Some of the trends she does mention are reactions against this tendency.
This brings us to the crux of the argument. There is a study of human
societies which seeks to apply to its subject-matter the methods of investigation and reasoning of the natural sciences. It therefore proceeds by the systematic comparative study of many diverse societies, with particular attention to
those called primitive. Within this study there is place for a theory of social
evolution. Religions, laws, arts, etc., and their developments and changes are
considered in relation to societies, their constitution and their evolution. This
study is called sociology by Spencer and by Durkheim. It is not what is commonly called sociology in England or in the United States. In the British Isles
it is called social anthropology and is a subject of study in several universities, with professors of social anthropology a t Oxford and Cambridge. To
carry on their work the social anthropologists make field studies of societies
in Australia, Melanesia, Africa, etc. Dr. Meggers thinks we ought not to be
called anthropologists.
In England we have recognized for a hundred years another kind of study
which we call ethnology. By etymology it means the study of peoples, and
peoples differ from or resemble one another in racial characters, in language
and in culture. The Oxford Dictionary defines ethnology as the science which
treats of races and peoples, their relations, their distinctive characteristics,
etc. It is by its nature a geographical and historical study.

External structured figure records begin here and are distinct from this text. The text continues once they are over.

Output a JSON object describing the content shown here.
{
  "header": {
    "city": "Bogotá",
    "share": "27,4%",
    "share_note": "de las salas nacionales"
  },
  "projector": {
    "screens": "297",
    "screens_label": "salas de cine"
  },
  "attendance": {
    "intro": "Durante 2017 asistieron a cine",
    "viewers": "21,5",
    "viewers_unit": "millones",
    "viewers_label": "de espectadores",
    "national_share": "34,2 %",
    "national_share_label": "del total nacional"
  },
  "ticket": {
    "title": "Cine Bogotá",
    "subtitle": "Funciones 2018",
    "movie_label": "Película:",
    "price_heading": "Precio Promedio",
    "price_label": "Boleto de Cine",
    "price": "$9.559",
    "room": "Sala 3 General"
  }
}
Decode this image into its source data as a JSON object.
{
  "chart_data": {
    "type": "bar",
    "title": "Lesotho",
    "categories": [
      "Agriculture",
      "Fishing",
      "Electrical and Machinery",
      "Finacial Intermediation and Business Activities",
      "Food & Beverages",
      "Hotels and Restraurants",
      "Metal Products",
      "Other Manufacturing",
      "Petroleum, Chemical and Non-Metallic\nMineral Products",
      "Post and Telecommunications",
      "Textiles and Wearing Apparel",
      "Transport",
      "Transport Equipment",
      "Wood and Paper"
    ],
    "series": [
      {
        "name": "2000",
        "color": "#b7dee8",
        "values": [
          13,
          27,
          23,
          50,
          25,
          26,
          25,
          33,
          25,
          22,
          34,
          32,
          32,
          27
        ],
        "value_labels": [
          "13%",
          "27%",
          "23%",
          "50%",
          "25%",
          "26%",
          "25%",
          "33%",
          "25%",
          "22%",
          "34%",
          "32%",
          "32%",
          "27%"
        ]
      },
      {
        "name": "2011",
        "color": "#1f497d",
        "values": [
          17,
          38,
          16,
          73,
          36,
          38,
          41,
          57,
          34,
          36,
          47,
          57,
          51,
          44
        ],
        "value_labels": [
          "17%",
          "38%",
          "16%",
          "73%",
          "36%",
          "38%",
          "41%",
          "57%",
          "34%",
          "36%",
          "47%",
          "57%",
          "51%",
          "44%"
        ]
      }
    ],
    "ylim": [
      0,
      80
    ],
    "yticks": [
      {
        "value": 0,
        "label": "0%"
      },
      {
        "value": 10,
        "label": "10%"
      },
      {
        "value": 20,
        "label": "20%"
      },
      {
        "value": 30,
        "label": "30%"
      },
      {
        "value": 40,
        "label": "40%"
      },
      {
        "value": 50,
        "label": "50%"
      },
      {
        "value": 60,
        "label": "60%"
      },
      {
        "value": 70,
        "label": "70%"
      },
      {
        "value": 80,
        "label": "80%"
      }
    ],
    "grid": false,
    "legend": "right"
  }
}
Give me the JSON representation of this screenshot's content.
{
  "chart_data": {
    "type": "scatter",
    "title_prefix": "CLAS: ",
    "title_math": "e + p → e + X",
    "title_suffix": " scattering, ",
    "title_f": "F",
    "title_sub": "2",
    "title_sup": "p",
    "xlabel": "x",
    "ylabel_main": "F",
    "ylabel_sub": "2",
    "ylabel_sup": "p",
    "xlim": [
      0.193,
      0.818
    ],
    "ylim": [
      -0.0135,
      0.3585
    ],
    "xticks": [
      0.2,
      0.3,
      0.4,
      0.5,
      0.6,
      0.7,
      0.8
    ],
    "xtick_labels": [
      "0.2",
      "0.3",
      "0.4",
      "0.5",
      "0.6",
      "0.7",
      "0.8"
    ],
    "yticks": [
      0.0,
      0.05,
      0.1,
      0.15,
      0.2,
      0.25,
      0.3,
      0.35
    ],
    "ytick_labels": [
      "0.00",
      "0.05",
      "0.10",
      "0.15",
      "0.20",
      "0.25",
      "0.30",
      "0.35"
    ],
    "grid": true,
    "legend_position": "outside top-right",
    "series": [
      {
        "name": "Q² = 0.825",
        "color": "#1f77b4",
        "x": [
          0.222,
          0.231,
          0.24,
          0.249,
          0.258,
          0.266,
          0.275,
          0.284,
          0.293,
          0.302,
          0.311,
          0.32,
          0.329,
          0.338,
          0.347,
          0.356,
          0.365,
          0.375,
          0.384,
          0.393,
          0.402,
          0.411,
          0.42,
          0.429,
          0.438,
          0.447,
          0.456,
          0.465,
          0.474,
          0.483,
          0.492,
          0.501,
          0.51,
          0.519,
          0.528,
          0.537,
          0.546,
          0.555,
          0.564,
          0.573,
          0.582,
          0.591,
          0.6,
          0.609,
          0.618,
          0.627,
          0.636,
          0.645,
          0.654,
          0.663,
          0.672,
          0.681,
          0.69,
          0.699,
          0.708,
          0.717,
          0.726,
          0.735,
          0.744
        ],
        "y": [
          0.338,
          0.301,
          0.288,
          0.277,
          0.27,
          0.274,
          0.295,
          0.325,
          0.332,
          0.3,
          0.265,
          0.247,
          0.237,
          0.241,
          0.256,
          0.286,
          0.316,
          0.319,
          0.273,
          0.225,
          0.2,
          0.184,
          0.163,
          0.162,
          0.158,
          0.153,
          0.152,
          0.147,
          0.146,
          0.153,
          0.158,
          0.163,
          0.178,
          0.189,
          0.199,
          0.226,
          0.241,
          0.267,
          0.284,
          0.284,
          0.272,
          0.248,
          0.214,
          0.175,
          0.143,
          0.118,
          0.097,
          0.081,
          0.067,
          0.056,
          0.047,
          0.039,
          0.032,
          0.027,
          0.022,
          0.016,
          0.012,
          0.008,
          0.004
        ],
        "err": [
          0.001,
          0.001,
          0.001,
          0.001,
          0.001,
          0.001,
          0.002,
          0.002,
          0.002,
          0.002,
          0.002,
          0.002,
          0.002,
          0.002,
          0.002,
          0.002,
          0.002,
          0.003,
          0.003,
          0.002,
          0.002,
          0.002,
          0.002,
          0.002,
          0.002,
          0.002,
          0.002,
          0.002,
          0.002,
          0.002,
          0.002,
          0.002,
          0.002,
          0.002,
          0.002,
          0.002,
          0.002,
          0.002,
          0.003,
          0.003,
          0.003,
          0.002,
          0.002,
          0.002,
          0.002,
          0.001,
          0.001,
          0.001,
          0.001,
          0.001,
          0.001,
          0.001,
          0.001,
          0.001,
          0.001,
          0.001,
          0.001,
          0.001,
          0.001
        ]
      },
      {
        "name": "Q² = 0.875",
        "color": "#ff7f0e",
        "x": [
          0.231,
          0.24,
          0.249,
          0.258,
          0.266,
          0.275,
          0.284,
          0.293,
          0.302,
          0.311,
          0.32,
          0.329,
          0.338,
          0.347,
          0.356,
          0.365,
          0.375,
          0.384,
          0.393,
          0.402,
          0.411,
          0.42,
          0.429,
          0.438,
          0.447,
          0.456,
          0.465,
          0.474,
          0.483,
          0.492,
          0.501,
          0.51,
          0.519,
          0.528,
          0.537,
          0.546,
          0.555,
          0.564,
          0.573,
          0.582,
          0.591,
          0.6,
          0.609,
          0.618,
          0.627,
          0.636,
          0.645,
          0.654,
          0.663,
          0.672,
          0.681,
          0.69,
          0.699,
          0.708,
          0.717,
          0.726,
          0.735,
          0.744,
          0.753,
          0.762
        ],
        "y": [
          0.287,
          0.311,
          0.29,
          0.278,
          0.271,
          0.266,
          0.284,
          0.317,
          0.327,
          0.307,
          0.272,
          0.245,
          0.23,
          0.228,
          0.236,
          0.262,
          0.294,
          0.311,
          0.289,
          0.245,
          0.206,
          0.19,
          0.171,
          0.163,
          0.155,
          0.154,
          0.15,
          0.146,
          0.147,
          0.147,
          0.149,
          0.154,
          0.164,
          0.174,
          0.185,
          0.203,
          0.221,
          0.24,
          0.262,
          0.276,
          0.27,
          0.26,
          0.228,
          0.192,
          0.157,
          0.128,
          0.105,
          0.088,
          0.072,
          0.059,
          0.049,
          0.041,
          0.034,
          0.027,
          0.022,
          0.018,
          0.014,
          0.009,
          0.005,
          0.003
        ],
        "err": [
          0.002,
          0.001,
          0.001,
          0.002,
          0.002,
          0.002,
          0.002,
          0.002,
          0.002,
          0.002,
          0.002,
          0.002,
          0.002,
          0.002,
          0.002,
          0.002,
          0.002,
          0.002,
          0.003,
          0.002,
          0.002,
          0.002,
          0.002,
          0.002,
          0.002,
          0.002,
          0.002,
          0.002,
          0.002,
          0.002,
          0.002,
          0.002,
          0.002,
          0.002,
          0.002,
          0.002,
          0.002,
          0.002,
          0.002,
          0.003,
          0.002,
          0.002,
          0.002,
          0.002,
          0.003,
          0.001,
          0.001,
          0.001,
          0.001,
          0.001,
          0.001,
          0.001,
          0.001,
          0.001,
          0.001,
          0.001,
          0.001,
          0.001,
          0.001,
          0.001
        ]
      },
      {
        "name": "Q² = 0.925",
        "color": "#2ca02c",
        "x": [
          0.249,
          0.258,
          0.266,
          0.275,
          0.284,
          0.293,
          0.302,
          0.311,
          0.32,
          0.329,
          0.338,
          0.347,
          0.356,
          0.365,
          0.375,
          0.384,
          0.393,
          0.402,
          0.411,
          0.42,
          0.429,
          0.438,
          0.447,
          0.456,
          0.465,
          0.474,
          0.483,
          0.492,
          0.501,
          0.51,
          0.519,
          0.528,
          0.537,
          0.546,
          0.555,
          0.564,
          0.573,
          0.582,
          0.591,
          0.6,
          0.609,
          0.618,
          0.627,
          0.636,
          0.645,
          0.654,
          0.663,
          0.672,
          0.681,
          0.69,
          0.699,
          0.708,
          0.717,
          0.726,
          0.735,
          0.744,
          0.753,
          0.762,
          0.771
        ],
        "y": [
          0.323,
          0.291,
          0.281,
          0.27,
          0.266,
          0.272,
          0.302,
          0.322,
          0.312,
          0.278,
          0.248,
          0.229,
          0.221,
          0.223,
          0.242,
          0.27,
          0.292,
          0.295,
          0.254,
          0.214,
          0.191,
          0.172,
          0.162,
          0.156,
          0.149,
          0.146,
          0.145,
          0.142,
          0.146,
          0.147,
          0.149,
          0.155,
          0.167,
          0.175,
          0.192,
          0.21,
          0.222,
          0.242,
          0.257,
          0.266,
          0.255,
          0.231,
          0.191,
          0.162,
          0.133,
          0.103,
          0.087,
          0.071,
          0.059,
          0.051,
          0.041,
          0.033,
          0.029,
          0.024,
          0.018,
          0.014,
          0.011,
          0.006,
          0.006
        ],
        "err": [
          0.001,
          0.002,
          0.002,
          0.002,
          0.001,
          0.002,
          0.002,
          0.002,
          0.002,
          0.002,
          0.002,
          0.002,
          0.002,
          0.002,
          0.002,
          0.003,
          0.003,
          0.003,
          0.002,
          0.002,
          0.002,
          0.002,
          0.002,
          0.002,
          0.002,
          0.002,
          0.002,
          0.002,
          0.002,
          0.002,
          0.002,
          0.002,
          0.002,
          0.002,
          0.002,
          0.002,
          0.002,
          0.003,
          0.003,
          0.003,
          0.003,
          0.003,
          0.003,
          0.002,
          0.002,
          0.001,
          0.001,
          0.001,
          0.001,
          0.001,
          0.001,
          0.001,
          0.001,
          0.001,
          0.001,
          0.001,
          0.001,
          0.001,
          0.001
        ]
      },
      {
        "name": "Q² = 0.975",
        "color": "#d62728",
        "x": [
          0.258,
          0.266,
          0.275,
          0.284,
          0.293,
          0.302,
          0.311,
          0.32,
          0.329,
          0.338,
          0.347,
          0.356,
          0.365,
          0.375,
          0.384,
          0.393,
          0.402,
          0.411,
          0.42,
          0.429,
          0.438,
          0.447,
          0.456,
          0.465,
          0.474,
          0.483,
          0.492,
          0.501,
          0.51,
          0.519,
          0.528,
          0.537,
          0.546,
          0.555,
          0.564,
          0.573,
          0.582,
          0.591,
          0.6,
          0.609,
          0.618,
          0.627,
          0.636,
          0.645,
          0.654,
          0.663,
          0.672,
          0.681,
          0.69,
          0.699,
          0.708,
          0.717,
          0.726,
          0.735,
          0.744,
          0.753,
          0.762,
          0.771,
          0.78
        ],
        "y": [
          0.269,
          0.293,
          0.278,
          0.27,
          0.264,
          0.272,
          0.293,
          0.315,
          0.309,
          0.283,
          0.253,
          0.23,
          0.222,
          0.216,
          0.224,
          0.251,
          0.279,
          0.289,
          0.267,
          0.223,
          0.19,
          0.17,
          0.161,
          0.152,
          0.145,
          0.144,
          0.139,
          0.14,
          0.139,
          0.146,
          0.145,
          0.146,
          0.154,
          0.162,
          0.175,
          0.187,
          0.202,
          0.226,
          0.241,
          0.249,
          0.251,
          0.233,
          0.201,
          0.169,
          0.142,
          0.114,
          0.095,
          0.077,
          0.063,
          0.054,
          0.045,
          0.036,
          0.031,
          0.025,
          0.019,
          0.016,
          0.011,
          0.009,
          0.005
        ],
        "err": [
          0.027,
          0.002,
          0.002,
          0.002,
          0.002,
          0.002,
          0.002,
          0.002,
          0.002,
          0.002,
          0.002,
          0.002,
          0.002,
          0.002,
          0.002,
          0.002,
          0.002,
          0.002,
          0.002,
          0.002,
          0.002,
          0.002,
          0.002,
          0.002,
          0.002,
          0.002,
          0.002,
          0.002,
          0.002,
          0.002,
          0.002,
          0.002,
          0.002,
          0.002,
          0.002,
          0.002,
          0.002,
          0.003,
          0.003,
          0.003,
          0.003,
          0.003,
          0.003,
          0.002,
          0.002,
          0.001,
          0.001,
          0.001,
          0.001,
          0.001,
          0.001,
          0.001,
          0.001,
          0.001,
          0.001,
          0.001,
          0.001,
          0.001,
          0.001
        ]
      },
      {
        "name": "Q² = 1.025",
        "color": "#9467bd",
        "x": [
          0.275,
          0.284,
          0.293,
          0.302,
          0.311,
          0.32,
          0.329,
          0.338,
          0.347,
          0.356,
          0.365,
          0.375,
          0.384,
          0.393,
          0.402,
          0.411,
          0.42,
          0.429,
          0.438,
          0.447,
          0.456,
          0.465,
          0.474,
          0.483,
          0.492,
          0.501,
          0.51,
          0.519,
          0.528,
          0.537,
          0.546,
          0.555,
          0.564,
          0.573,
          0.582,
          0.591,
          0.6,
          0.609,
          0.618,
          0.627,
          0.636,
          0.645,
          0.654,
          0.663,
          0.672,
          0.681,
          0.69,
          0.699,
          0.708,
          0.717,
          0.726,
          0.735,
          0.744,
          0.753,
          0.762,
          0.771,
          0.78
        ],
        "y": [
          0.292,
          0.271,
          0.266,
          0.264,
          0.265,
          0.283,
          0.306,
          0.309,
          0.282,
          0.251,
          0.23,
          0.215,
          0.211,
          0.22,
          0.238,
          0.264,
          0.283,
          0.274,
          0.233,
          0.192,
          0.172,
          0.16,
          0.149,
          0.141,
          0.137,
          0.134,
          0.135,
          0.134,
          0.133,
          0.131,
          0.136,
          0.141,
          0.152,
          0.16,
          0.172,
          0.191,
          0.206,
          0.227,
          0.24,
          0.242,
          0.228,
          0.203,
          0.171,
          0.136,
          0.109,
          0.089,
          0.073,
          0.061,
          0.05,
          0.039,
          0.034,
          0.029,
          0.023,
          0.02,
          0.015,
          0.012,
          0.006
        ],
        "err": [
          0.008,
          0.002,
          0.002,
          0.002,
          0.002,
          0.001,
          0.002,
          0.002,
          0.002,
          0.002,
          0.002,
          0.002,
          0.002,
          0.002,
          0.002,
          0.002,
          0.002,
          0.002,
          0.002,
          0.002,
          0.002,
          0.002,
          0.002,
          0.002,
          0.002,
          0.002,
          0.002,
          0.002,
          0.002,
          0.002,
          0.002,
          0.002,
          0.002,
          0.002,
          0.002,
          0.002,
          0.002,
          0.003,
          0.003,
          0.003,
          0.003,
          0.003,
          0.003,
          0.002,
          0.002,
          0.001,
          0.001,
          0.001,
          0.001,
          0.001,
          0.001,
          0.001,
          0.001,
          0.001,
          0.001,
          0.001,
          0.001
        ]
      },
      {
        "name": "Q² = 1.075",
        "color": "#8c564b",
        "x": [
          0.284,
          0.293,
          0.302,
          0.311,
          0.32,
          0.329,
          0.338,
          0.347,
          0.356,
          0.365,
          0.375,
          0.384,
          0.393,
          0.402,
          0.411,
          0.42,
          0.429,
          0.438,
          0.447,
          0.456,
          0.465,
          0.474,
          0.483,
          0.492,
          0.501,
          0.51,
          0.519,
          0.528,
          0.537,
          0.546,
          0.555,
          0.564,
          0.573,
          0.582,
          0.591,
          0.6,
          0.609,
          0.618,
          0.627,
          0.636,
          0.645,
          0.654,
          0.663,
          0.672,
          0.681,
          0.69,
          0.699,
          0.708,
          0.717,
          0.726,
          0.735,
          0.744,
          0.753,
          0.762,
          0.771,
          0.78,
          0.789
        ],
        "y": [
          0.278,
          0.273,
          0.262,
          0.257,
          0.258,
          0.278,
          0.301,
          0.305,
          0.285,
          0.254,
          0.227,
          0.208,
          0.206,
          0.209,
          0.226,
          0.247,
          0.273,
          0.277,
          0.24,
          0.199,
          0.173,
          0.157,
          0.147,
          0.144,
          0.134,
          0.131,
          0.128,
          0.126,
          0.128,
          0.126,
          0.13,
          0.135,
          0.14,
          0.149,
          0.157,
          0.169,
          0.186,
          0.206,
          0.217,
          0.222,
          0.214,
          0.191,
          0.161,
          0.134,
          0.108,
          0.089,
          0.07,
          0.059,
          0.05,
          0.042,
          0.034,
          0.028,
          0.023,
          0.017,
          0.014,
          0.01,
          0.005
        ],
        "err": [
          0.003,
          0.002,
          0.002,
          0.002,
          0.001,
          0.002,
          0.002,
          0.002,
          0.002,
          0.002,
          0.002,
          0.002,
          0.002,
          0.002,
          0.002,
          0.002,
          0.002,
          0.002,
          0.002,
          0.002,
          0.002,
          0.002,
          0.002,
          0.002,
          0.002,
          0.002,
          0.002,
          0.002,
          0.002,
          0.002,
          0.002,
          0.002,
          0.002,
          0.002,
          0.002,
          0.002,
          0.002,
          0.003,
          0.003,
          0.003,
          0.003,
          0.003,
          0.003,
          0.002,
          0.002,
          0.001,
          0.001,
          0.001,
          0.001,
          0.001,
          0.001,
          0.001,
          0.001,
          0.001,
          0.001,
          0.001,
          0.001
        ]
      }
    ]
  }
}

There is a third kind of study now recognized in America, spoken of as the
science that deals with culture. It is therefore different from the study of societies or the historical study of peoples. This study is sometimes called cultural
anthropology, and Professor White offers us the name culturology or culturological science. It seems evident that a science of culture, as something
separate and distinct from a science of society, has no concern with theories
of social evolution. But Professor White thinks it ought to have a theory of the
evolution of culture. We need an outline of the evolution of culture in its
entirety. (American Anthropologist, Vol. 48, p. 90)
A science of culture is not the same thing as a science of societies. (Kroeber
has said this.) A theory of the evolution of culture cannot be the same thing as
a theory of social evolution. A theory of social evolution is not the same thing

as a theory of (or a belief in) progress. I expressed the opinion that what Morgan was writing about was human progress. Professor White says that he was
really writing about the evolution of culture and the evolution of societies. I
have no wish to argue about the label to be attached to Morgan. But I think
Professor White might have given some consideration to the meaning of my
statement in the context within which it was uttered.